Module 4: Stop Motion Production and Post Production

This Week’s Readings:

Sound:

When it comes to creating, people always think about the story, and the pictures/video/designs needed to create it, but when it comes to sound most people only think about dialogue. In reality most times sound ends up being the most important part of a video. If you have terrible sound the video just won’t be good. While reading Animated Storytelling by Liz Blazer. She talks about not only importance of well recorded dialogue, but also layering your sounds with diegetic sound, which is a sound that comes from a source seen on screen, like a pot hitting the ground. And non-diegetic, which is a sound that is not seen on screen or typically associated to what is going on, like background music done by a symphony or a laugh track during a sitcom. Using both types of sound helps the audience feel like they are there with your characters in the moment and helps further convey the emotion of the scene.

Another huge tip that Blazer talked about when it comes to sound is that timing is everything. If you don’t sync your sound effects with the correct actions or the music starts to swell at the young time, the sound no longer helps lead the story, but instead will distract your audience and become a hindrance to it. When your editing sound repeatedly go back and see exactly what moment is most impactful for the audience. In order to see you can usually just nude the audio clip in one direction or the other frame by frame to find the perfect sweet spot.

Design Wonderland:

At this point in the text book we have gotten to the point where you can actually begin to create the world in your story. With this designing freedom Blazer talks about the need to still establish rules. These rules come with any world, like a time and place. Give your world something to ground itself in. Like if it’s a real time and place that has already happened to you have to keep the design relevant to that time period, or does the story take place in the future or on a made up planet in that case you have to design it to have your own specific look, but every object you put in that environment needs to have a purpose.

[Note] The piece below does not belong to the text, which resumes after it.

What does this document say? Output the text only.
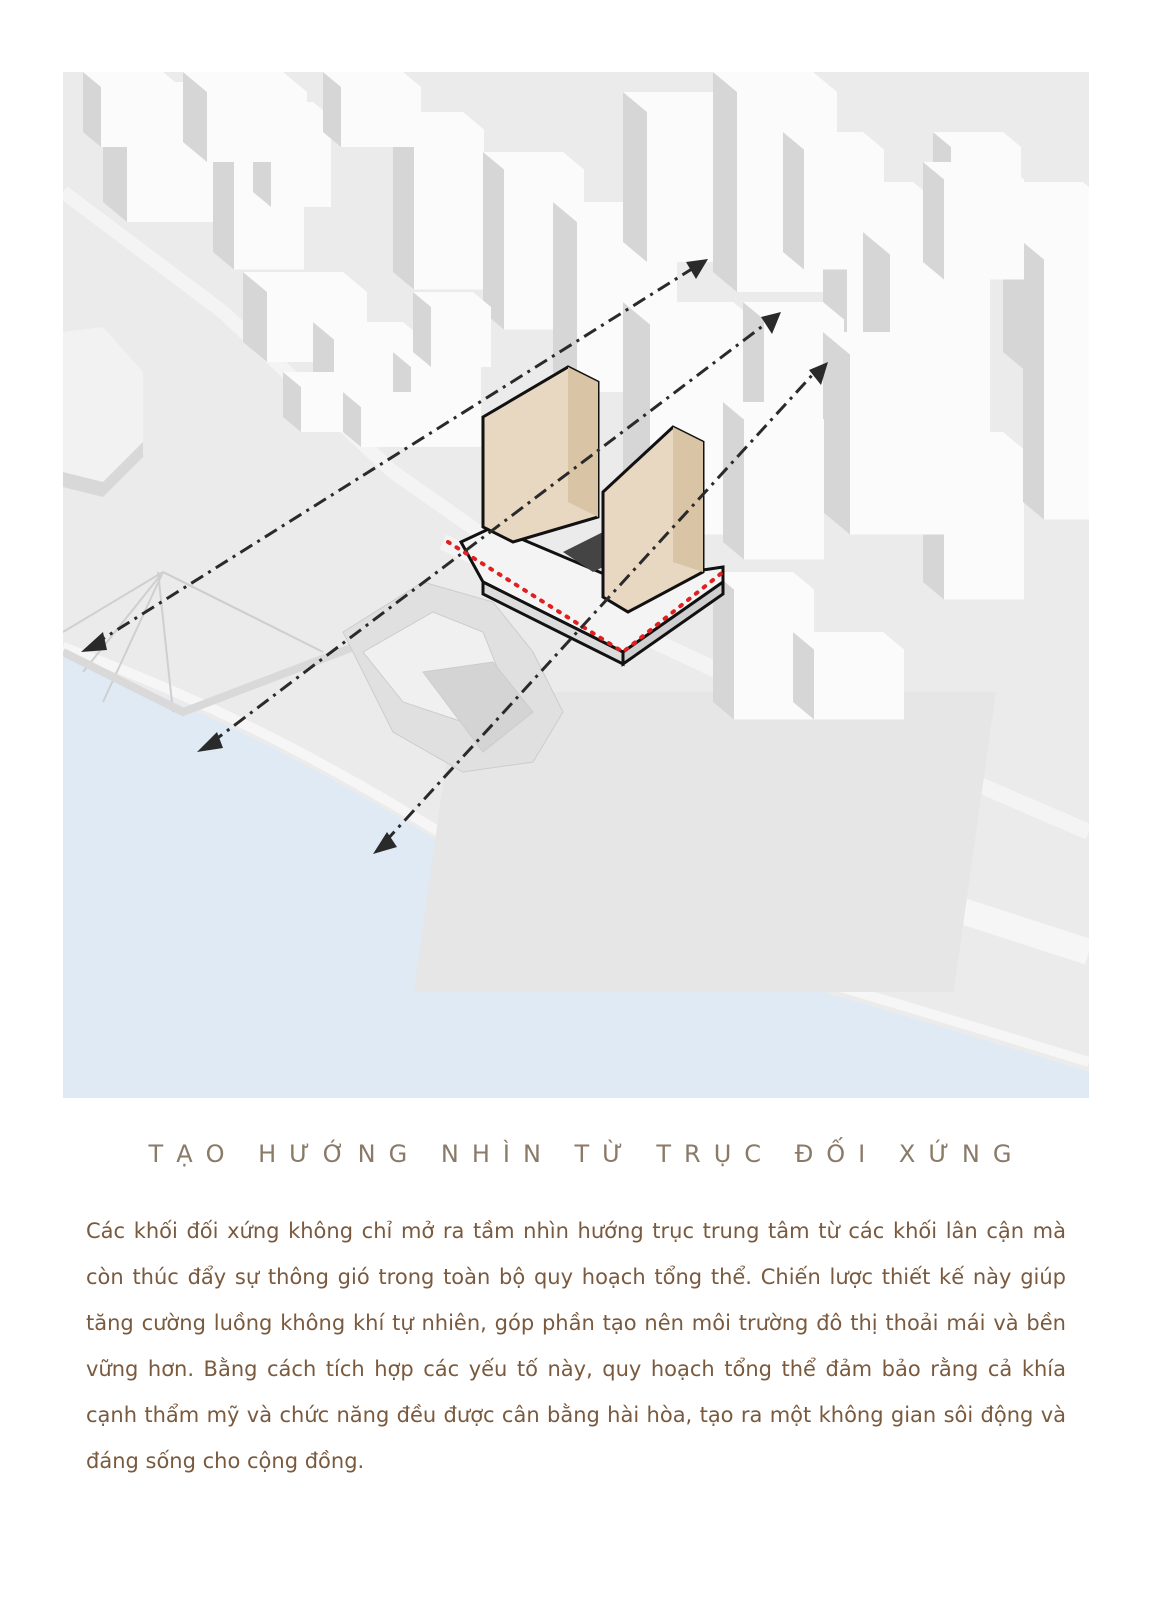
TẠO HƯỚNG NHÌN TỪ TRỤC ĐỐI XỨNG

Các khối đối xứng không chỉ mở ra tầm nhìn hướng trục trung tâm từ các khối lân cận mà còn thúc đẩy sự thông gió trong toàn bộ quy hoạch tổng thể. Chiến lược thiết kế này giúp tăng cường luồng không khí tự nhiên, góp phần tạo nên môi trường đô thị thoải mái và bền vững hơn. Bằng cách tích hợp các yếu tố này, quy hoạch tổng thể đảm bảo rằng cả khía cạnh thẩm mỹ và chức năng đều được cân bằng hài hòa, tạo ra một không gian sôi động và đáng sống cho cộng đồng.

Another important set of rules would be the worlds physical rules. Like is there gravity and does it effect objects the same as on earth and if it doesn’t then your new laws of gravity need to effect every object the same way, you can’t change it for some things and not all things. For example on earth a brick will fall faster than a feather, but in your new world in might be the opposite, but in that case if lighter things fall faster, then when you push two people out of a car the lighter person should hit the ground first.

The next rules Blazer talks about for your new world would be social laws. In the society that your characters live in, is there a class system? Do the characters even have to follow rules or is it lawless? And you have to think about how these social rules will effect how the characters behave in certain situations.

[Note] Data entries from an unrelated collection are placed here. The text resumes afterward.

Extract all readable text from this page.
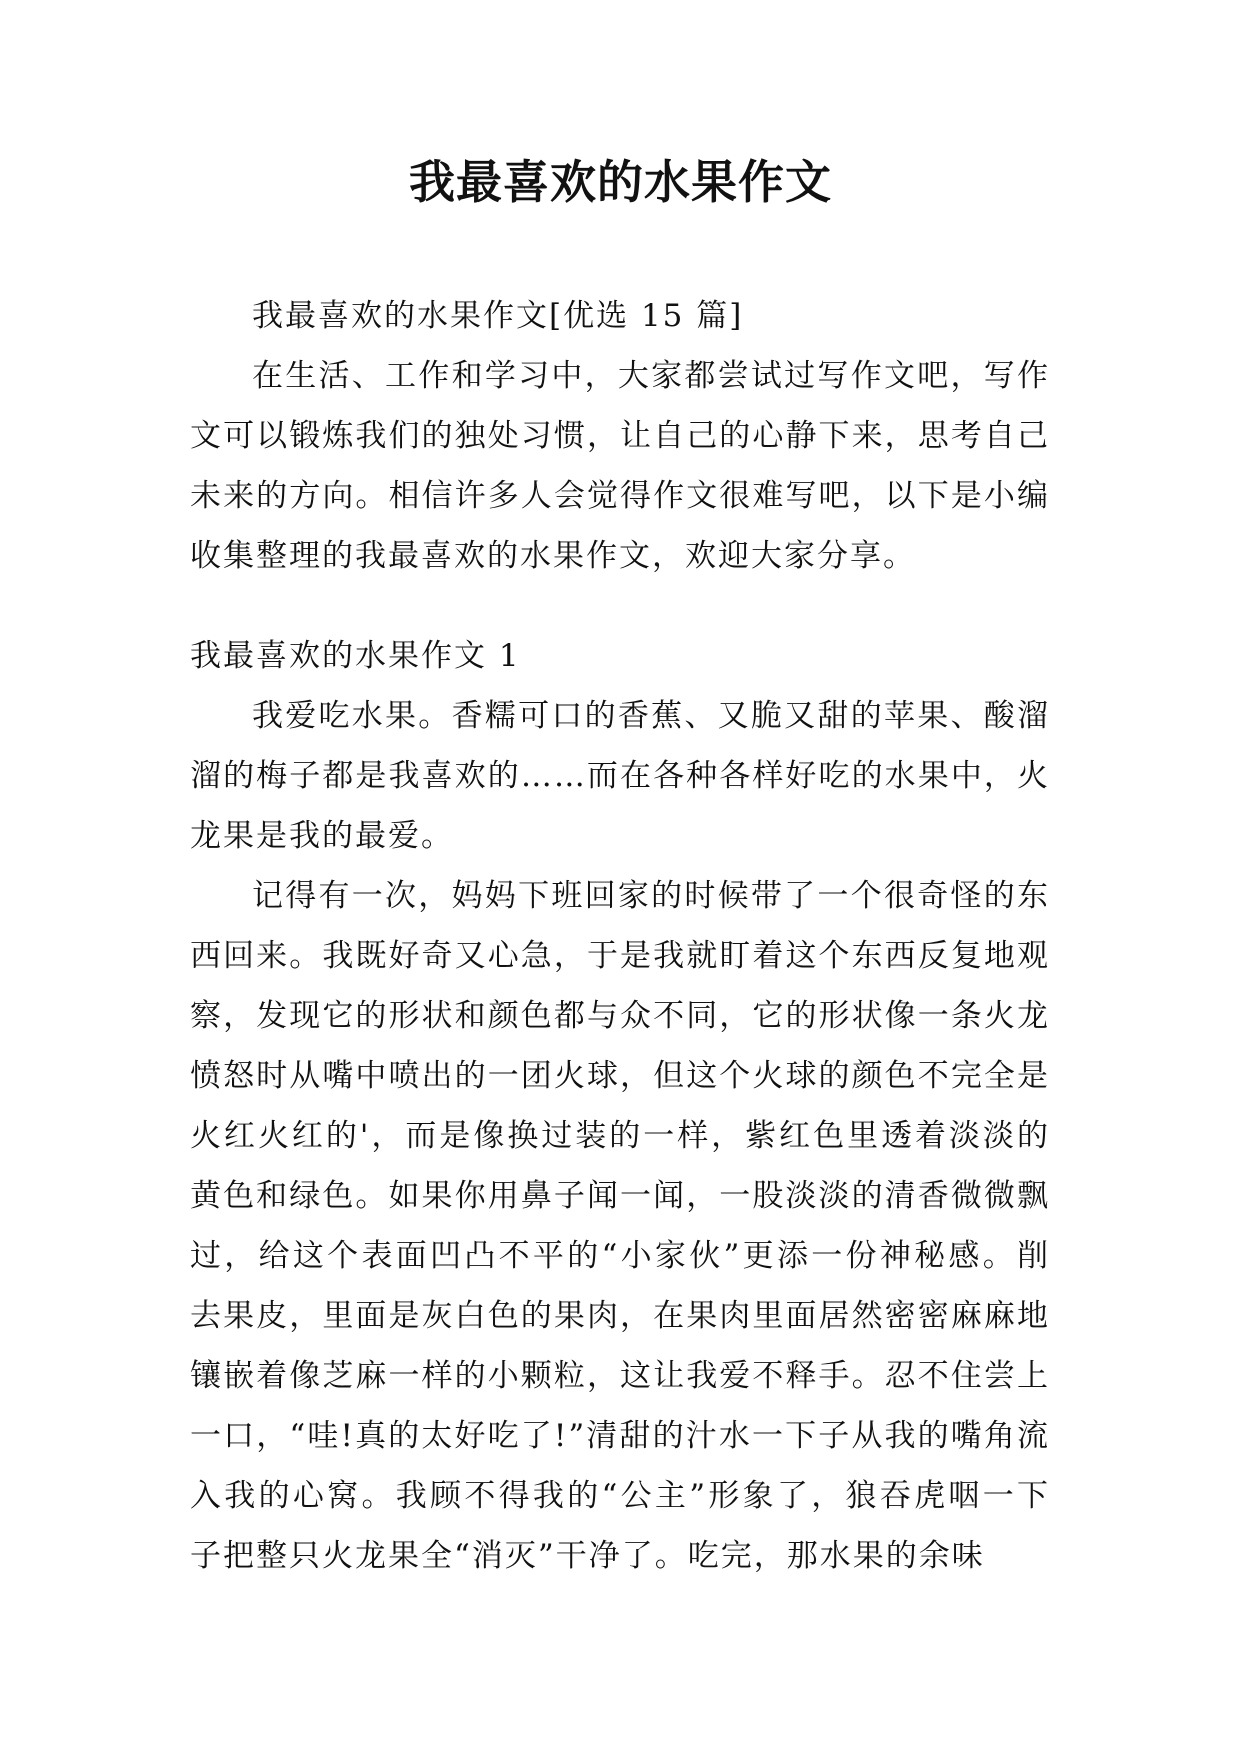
我最喜欢的水果作文

我最喜欢的水果作文[优选 15 篇]

在生活、工作和学习中，大家都尝试过写作文吧，写作文可以锻炼我们的独处习惯，让自己的心静下来，思考自己未来的方向。相信许多人会觉得作文很难写吧，以下是小编收集整理的我最喜欢的水果作文，欢迎大家分享。

我最喜欢的水果作文 1

我爱吃水果。香糯可口的香蕉、又脆又甜的苹果、酸溜溜的梅子都是我喜欢的……而在各种各样好吃的水果中，火龙果是我的最爱。

记得有一次，妈妈下班回家的时候带了一个很奇怪的东西回来。我既好奇又心急，于是我就盯着这个东西反复地观察，发现它的形状和颜色都与众不同，它的形状像一条火龙愤怒时从嘴中喷出的一团火球，但这个火球的颜色不完全是火红火红的'，而是像换过装的一样，紫红色里透着淡淡的黄色和绿色。如果你用鼻子闻一闻，一股淡淡的清香微微飘过，给这个表面凹凸不平的“小家伙”更添一份神秘感。削去果皮，里面是灰白色的果肉，在果肉里面居然密密麻麻地镶嵌着像芝麻一样的小颗粒，这让我爱不释手。忍不住尝上一口，“哇!真的太好吃了!”清甜的汁水一下子从我的嘴角流入我的心窝。我顾不得我的“公主”形象了，狼吞虎咽一下子把整只火龙果全“消灭”干净了。吃完，那水果的余味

The final and possibly most important set of rules you have to establish when designing your new world are the visual rules. Blazer talks about these laws being the ones that dictate what the actual world looks like. In the book she talks about a futuristic world being run by cellphones, so the worlds visual rules could be that everything is designed with desaturated colors and harder edges so it feels stiff and lifeless.

Designing can be a lot of fun and it’s extremely creative and freeing, but there still needs to be some sort of form and organization otherwise the extreme and crazy places you create will just feel unrealistic or too far fetched for people to actually buy into them when watching.

Sound Inspiration

  1. The first stop motion influenced my final stop motion a lot when it comes to sound. I liked the way that took creative freedom and made something that usually has a very soft and squishy sound and made it metallic sounding so that object felt more solid vs what it might look like with out the sound effect, which is mushy clay. In my stop motion I tried to use over the top sound effects that wouldn’t necessarily always be the first that came to mind when you think of each object.
  2. The second stop motion is honestly one of my favorites of all time, but with out sound it just wouldn’t have the same impact. Each animal has its own distinct sound and the noises they use to help convey each character emotions is incredible since both characters are actually inanimate objects that have no lines of dialogue. But with the sound you understand exactly what they’re trying to say.

Text Inspiration:

  1. The first text example is really fun to me, but it’s also something that I could see myself learning to make. It’s honestly just a bunch of lines being moved in scale and position and then fading out at the end. It would probably be very time consuming to animate from the ground up but it would be worth it in the end for the cool outcome.
  2. The second text animation is really cool. It’s a flicker effect as if the word was supposed to be a neon sign coming to life. It’s very artistic choice and if utilized for the right project could really make the beginning or end credits stick out to a person.

My Finial Stop Motion:

My final stop motion project, was very interesting to make. I utilize the non-linear version of storytelling a took a puzzle approach for the story. So I didn’t reveal the final goal of the stop motion until the very end.

One of the main challenges of the project was the fact that I wanted to be behind the camera to control everything and make sure it was all captured correctly, because of this though I had to use my younger sibling as the talent and trying to make someone move frame by frame and freeze when you need to move something is very difficult. This is why throughout the video some things shift a little weird since she was never exact on the freezing and holding still part.

Overall this project gave me a new found respect for artists who make extraordinarily long and seamless stop motions. Just this 30 second one took hours and still isn’t even remotely perfect. I honestly want to keep working in stop motion though since the transition possibilities are endless and really fun to come up with.